How do I track token usage and cost per user request for an LLM feature in a Node/Express app?

Most Node and Express teams hit the same wall: you ship an LLM-powered feature, then realize you have no clear view of token usage or cost per request, per route, or per user. That’s a problem when you’re trying to keep spend predictable, debug bad outputs, or justify the feature to leadership.

Quick Answer: Add a tracing layer around your LLM calls that records token usage (input, output, total) and maps it to your Express request context (user ID, route, request ID). In Mastra, this is built into Observability and agent/workflow traces; you can then compute cost per request using your model’s pricing and export traces to your preferred o11y stack.

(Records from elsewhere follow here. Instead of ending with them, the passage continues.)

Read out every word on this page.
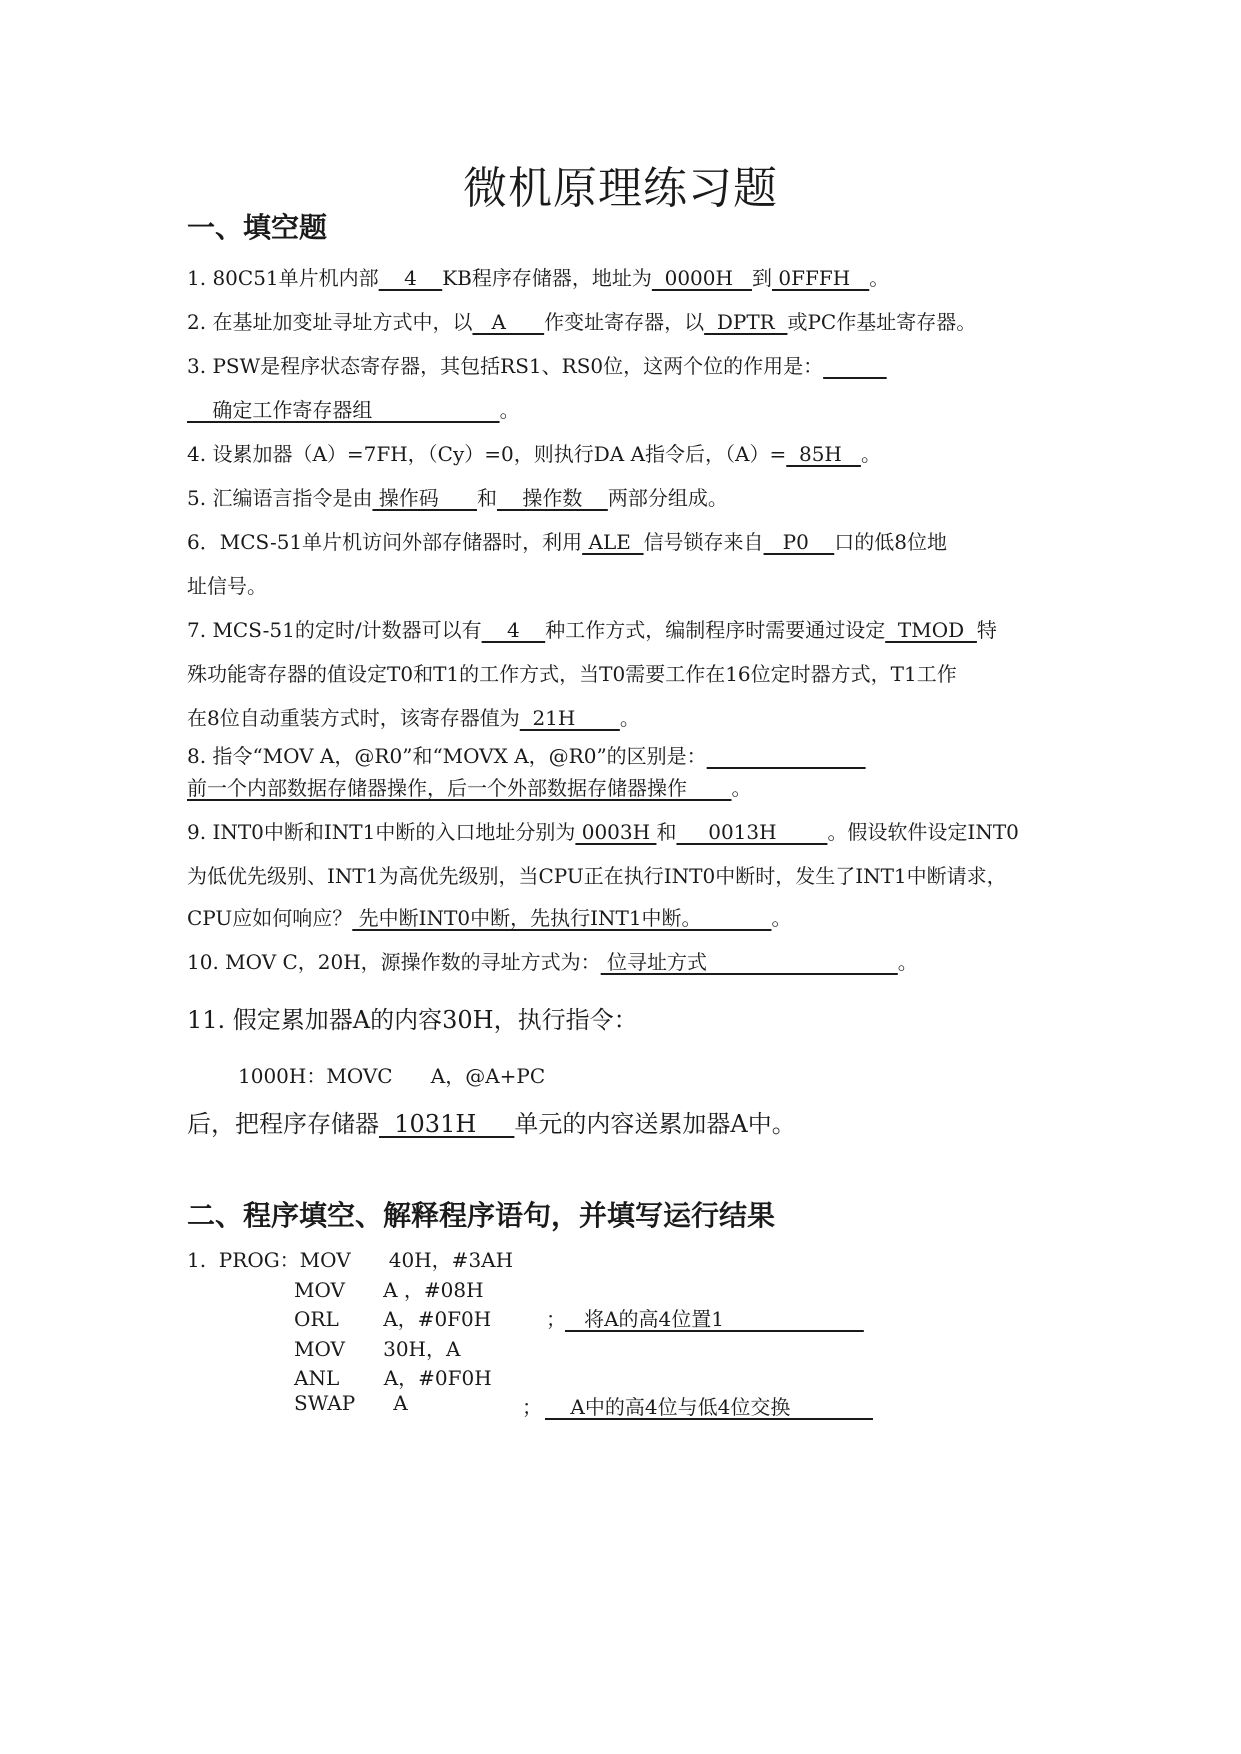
微机原理练习题
一、填空题
1. 80C51单片机内部    4    KB程序存储器，地址为  0000H   到 0FFFH   。
2. 在基址加变址寻址方式中，以   A      作变址寄存器，以  DPTR  或PC作基址寄存器。
3. PSW是程序状态寄存器，其包括RS1、RS0位，这两个位的作用是：
确定工作寄存器组                    。
4. 设累加器（A）=7FH，（Cy）=0，则执行DA A指令后，（A）=  85H   。
5. 汇编语言指令是由 操作码      和    操作数    两部分组成。
6．MCS-51单片机访问外部存储器时，利用 ALE  信号锁存来自   P0    口的低8位地
址信号。
7. MCS-51的定时/计数器可以有    4    种工作方式，编制程序时需要通过设定  TMOD  特
殊功能寄存器的值设定T0和T1的工作方式，当T0需要工作在16位定时器方式，T1工作
在8位自动重装方式时，该寄存器值为  21H       。
8. 指令“MOV A，@R0”和“MOVX A，@R0”的区别是：
前一个内部数据存储器操作，后一个外部数据存储器操作       。
9. INT0中断和INT1中断的入口地址分别为 0003H 和     0013H        。假设软件设定INT0
为低优先级别、INT1为高优先级别，当CPU正在执行INT0中断时，发生了INT1中断请求，
CPU应如何响应？ 先中断INT0中断，先执行INT1中断。           。
10. MOV C，20H，源操作数的寻址方式为： 位寻址方式                              。
11. 假定累加器A的内容30H，执行指令：
1000H：MOVC      A，@A+PC
后，把程序存储器  1031H     单元的内容送累加器A中。
二、程序填空、解释程序语句，并填写运行结果
1.  PROG：MOV      40H，#3AH
MOV      A ，#08H
ORL       A，#0F0H	； 将A的高4位置1
MOV      30H，A
ANL       A，#0F0H
SWAP      A	； A中的高4位与低4位交换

Quick Answer: Track token usage and cost per user request by:

instrumenting all LLM calls in your Express routes

recording token usage, model, and latency

enriching traces with user/request metadata

computing cost from model pricing

exporting data to Mastra Studio, Mastra Cloud, or your OpenTelemetry-compatible platform

Frequently Asked Questions

How do I capture token usage for each LLM request in a Node/Express app?

Short Answer: Wrap every LLM call in an instrumentation layer that records inputTokens, outputTokens, totalTokens, model, and latency, and attach those metrics to your Express request context.

Expanded Explanation:
In practice, you don’t want scattered console.log() calls and ad‑hoc counters. You want a single place where every LLM call is traced, and you can see, for a given Express route and user, exactly how many tokens were used and how long the model took.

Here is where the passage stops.